Il y a aussi des difficultés avec nos partenaires historiques. Les Etats-Unis, la Chine, la Russie… On l’a dit plusieurs fois, mais il faut absolument, urgemment, se tourner vers d’autres horizons : l’Inde, l’Indonésie, la Malaisie notamment, sont des pistes qu’il faut absolument creuser pour encourager les entreprises à s’ouvrir davantage, pour contrebalancer les difficultés que l’on rencontre aujourd’hui sur nos marchés historiques, devenus instables ces derniers temps, avec des décisions qu’on ne pouvait pas forcément anticiper, et ça ne se limite pas aux droits de douane. C’est beaucoup plus global…  Il faut que nos entreprises exportatrices puissent être aiguillées sur d’autres pistes de développement pour arriver à trouver un équilibre, sans mettre tous leurs oeufs dans le même panier.

 

Mêmes causes, mêmes effets dans le 06 ?

 

Sur les Alpes-Maritimes, c’est un écosystème un petit peu différent. Sur l’industrie notamment,  nous sommes sans doute plus protégés qu’ailleurs, grâce à des filières très spécifiques, parfum, santé, véto, qui peut-être sont un petit peu moins impactées par la crise que d’autres segments.

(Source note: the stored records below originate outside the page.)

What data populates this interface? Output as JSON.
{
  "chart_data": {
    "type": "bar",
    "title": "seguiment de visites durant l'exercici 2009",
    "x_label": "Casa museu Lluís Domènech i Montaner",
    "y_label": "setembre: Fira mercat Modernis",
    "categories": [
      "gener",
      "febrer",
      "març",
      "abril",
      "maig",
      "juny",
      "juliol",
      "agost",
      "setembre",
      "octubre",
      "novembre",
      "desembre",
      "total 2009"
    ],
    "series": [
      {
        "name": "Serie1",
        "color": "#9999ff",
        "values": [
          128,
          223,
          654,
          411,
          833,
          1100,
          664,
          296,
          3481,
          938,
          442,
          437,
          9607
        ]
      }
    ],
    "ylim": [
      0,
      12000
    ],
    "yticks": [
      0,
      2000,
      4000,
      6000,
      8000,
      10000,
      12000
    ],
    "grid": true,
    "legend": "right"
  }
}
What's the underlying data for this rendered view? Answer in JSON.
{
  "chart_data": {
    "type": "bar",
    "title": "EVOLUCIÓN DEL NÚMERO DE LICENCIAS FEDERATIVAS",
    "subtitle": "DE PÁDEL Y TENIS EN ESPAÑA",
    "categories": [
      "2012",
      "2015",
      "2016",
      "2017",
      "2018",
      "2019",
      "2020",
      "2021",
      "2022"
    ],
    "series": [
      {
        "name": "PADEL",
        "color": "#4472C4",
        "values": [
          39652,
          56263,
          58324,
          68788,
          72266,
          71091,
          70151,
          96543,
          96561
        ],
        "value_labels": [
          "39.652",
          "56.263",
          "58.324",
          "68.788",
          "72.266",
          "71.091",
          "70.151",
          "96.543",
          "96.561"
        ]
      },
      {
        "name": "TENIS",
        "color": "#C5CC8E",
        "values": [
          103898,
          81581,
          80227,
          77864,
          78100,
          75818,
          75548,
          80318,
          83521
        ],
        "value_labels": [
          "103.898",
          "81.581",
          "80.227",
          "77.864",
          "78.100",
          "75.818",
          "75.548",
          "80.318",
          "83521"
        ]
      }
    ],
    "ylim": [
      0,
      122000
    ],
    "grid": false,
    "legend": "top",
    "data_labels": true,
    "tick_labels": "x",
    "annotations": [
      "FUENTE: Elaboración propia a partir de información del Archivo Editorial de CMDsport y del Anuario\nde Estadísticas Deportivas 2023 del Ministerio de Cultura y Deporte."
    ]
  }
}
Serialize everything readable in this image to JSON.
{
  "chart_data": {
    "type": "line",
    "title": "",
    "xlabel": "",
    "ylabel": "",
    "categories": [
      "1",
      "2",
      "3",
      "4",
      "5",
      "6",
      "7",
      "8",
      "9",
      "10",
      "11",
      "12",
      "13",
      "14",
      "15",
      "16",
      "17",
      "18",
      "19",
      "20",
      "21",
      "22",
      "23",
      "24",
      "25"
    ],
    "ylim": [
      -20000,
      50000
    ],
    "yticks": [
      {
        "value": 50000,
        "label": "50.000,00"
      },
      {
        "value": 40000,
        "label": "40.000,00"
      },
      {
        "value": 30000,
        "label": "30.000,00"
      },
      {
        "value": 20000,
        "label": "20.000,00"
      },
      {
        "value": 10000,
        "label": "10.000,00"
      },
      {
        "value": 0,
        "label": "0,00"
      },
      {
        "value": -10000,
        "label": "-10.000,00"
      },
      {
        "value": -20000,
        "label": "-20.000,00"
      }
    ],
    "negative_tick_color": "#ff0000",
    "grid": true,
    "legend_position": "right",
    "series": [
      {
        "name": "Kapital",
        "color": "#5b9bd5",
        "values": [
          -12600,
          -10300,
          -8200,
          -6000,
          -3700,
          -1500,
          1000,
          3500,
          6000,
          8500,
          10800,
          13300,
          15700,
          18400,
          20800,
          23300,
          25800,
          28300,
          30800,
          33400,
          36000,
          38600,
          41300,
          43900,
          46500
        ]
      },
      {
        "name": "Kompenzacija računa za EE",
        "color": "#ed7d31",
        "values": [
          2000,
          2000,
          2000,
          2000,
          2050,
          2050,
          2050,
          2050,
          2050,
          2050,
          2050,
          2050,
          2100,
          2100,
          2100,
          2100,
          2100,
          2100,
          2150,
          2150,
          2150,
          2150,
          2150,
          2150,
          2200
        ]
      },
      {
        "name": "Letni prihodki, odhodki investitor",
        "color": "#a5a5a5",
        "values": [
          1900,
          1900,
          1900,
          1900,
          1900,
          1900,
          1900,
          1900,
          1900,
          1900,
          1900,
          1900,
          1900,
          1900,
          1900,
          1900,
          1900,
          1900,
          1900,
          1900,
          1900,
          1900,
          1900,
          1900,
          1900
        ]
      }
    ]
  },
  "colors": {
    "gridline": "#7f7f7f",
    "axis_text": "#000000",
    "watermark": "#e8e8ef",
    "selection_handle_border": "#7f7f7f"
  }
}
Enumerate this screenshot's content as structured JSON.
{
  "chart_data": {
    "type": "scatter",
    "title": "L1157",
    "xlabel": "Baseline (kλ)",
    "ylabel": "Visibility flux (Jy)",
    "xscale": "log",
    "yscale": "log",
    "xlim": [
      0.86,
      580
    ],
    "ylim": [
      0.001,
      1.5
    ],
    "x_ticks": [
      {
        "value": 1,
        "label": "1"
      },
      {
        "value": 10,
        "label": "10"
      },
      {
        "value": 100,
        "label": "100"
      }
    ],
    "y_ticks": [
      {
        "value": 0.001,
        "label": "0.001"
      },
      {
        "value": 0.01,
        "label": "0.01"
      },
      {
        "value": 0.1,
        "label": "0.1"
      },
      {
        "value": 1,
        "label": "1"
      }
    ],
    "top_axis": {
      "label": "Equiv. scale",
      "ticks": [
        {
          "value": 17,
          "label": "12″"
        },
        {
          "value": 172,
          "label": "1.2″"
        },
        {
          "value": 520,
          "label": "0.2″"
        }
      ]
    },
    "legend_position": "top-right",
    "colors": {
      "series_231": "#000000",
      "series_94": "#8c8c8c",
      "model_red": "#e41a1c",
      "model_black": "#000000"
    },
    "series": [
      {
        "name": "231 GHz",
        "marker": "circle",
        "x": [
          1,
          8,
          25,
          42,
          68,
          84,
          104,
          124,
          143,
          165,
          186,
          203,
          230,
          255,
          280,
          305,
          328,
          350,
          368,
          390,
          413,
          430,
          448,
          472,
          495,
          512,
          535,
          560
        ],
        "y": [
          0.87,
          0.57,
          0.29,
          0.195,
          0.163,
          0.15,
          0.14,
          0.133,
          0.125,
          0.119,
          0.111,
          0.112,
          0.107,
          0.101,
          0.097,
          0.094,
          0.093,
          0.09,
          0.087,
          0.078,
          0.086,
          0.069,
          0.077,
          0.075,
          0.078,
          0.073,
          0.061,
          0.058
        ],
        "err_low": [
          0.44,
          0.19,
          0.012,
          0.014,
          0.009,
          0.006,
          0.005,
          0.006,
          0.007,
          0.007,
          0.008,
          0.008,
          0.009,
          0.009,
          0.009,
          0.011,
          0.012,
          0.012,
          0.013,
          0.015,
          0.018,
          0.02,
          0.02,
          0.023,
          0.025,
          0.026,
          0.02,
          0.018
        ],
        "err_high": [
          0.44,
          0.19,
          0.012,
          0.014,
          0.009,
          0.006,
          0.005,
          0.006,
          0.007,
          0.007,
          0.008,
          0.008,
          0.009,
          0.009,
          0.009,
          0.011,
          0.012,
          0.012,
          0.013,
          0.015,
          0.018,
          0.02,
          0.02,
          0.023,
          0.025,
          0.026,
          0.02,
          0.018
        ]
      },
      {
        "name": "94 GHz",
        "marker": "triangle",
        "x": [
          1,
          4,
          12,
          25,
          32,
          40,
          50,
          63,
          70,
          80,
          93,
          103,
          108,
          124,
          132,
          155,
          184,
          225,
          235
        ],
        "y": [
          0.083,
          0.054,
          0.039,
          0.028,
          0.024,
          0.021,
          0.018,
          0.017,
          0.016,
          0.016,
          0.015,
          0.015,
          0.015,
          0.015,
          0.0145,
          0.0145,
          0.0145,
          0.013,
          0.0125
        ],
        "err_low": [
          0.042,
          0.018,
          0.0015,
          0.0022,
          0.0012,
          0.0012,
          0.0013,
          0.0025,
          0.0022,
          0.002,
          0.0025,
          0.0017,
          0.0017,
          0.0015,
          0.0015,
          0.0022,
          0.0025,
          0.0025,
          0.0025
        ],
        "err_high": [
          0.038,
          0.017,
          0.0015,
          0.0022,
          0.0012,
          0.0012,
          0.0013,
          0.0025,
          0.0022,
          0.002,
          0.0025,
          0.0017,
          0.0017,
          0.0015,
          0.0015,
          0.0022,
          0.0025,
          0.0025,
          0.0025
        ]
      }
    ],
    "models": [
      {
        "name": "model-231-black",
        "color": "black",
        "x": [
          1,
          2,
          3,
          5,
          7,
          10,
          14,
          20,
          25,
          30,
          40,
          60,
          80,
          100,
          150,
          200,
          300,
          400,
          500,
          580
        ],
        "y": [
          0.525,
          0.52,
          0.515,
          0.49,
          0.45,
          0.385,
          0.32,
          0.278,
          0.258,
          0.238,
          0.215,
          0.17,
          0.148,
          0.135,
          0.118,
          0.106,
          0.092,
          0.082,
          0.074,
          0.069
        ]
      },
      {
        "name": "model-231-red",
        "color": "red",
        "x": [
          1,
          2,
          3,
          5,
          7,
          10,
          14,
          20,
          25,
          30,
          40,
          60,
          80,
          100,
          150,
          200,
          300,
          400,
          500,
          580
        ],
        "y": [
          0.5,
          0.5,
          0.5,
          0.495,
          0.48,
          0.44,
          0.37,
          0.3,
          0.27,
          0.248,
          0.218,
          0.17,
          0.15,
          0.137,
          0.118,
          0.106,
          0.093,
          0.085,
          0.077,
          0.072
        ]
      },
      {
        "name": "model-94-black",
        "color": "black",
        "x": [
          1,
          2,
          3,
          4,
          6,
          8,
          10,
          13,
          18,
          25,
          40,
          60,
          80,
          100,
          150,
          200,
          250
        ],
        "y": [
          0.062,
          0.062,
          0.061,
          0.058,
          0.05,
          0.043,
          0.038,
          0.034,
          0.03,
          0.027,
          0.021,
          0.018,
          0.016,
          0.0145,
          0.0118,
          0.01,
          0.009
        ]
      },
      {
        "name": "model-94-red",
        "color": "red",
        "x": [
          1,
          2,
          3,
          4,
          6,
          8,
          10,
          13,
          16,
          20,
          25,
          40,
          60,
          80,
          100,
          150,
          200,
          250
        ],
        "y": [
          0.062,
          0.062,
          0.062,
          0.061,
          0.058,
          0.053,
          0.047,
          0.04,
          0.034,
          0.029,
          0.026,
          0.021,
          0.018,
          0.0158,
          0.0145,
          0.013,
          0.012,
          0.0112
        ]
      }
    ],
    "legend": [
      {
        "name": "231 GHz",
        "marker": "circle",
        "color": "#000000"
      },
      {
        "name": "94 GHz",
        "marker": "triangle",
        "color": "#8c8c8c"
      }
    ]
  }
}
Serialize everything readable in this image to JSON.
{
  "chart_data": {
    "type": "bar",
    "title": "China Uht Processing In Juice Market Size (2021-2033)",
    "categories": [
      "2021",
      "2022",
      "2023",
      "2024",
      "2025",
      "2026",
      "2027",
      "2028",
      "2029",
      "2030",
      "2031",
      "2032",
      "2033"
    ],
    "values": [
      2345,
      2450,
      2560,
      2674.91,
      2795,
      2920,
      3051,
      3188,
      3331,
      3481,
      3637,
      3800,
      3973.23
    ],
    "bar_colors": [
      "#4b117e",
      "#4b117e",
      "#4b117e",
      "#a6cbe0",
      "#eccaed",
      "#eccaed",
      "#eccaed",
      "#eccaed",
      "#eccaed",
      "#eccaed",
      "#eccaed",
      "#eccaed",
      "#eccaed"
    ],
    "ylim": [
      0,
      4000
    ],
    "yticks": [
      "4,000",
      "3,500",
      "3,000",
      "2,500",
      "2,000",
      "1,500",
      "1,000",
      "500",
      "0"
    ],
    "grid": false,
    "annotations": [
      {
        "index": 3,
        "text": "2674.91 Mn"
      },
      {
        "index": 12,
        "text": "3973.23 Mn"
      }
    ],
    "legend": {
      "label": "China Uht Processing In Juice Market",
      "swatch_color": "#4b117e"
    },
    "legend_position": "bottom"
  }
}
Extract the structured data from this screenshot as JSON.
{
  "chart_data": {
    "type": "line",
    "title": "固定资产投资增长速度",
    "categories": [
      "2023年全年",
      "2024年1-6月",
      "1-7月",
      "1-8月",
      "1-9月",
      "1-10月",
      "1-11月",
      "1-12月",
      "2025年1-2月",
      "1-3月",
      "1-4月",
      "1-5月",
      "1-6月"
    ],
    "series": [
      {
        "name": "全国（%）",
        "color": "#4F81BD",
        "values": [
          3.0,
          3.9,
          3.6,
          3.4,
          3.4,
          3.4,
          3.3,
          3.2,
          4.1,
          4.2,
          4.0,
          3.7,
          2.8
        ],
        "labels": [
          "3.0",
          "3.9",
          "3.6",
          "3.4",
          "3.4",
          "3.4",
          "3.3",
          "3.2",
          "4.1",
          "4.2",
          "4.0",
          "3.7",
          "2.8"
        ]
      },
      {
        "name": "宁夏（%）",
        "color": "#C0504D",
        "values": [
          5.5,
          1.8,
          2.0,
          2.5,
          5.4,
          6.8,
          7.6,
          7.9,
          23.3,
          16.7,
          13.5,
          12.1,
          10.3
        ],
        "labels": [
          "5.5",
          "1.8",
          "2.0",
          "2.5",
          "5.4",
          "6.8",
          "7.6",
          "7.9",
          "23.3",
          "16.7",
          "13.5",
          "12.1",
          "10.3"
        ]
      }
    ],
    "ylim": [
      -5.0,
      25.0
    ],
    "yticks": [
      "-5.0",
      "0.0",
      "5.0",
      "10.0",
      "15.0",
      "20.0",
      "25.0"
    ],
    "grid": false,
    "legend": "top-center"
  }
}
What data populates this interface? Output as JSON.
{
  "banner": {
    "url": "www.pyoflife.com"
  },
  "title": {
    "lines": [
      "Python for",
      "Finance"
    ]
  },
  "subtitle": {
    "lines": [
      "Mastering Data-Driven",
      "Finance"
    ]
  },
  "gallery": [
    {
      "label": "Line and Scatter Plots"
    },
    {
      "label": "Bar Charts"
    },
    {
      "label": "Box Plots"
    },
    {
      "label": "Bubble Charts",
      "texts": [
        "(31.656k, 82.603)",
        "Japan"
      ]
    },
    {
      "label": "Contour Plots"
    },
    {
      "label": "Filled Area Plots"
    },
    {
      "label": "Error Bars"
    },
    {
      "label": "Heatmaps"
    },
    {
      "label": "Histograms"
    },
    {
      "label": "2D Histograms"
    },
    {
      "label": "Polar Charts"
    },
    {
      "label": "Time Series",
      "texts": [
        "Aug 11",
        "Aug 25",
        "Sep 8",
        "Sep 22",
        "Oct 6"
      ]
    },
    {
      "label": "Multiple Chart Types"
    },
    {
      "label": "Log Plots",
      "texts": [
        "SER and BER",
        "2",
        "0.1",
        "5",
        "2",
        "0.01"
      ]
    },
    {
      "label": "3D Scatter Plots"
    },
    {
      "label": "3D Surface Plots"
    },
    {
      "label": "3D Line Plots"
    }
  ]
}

Le BTP, par contre, comme ailleurs en France, souffre, c’est évident, comme le commerce non alimentaire et le retail.

Sur le territoire des Alpes-Maritimes, ce qu’il faut absolument, c’est arriver à proposer du logement, encore plus qu’ailleurs. Les entreprises ont besoin de loger leurs salariés, qui aujourd’hui quittent notre département. Et ça, c’est inquiétant, pour toutes les filières. Attirer des compétences aujourd’hui, c’est compliqué. Les conserver, c’est encore plus compliqué. 

 

Le moral des troupes, vu de l’UPE 06 ?

 

Au fond de nous, chefs d’entreprise, nous restons positifs.Pour autant, il y a une réalité. La rentrée est brutale, d’autant plus devant l’annonce d’un gouvernement qui a de grandes chances de se crasher.  Ça perturbe à nouveau. L’année dernière, à la même date, on n’avait …personne, pas de gouvernement. Un an plus tard, toujours pas de stabilité politique, ce n’est pas de nature à nous plonger dans une visibilité qui nous permet d’investir, d’avancer de façon sereine. Une entreprise, je l’ai souvent dit, quelle qu’elle soit, et quelles que soient ses priorités, doit d’abord savoir où aller, avoir la capacité de se projeter. 

 

« Il faut libérer le travail. Laisser bosser les gens. Favoriser la création de richesses plutôt que taxer la création de richesses. »

 

 

La délégation UPE 06, ce 27 août, sur le stand du Medef Sud Corsica

 

 Une solution à court (moyen, on est en France…) terme ?

Il faut avoir le courage de dépenser moins. La solution, c’est de réduire -vraiment- les dépenses publiques. Ce n’est pas la seule solution, mais c’est l’une des priorités. Si on veut faire 44 milliards d’économies, automatiquement, se dégagent deux hypothèses : soit réduire les dépenses, soit augmenter les recettes. Augmenter les recettes, ça n’est plus possible, nous sommes déjà les leaders mondiaux en termes de taxes. Donc il faut réduire les dépenses. Encore une fois, c’est mathématique.

 

« Le chef d’entreprise joue avec son portefeuille. Il dépense l’argent qu’il a transpiré, pas celui des autres »

 

 

Une conclusion sur la REF. Premières impressions 2025 ?

 

La REF pour moi, c’est le maximum de rendez-vous pour s’inspirer de ce que font d’autres territoires… C’est très important de pouvoir identifier les pistes, quelles qu’elles soient, mises en place ailleurs, celles qui fonctionnent. C’est tout l’intérêt de la REF : échanger avec d’autres territoires, d’autres dirigeants, hors écosystème azuréen, sur des problématiques qui, en règle générale, sont communes, mais qui sont parfois perçues -ou traitées différemment. Enrichissant.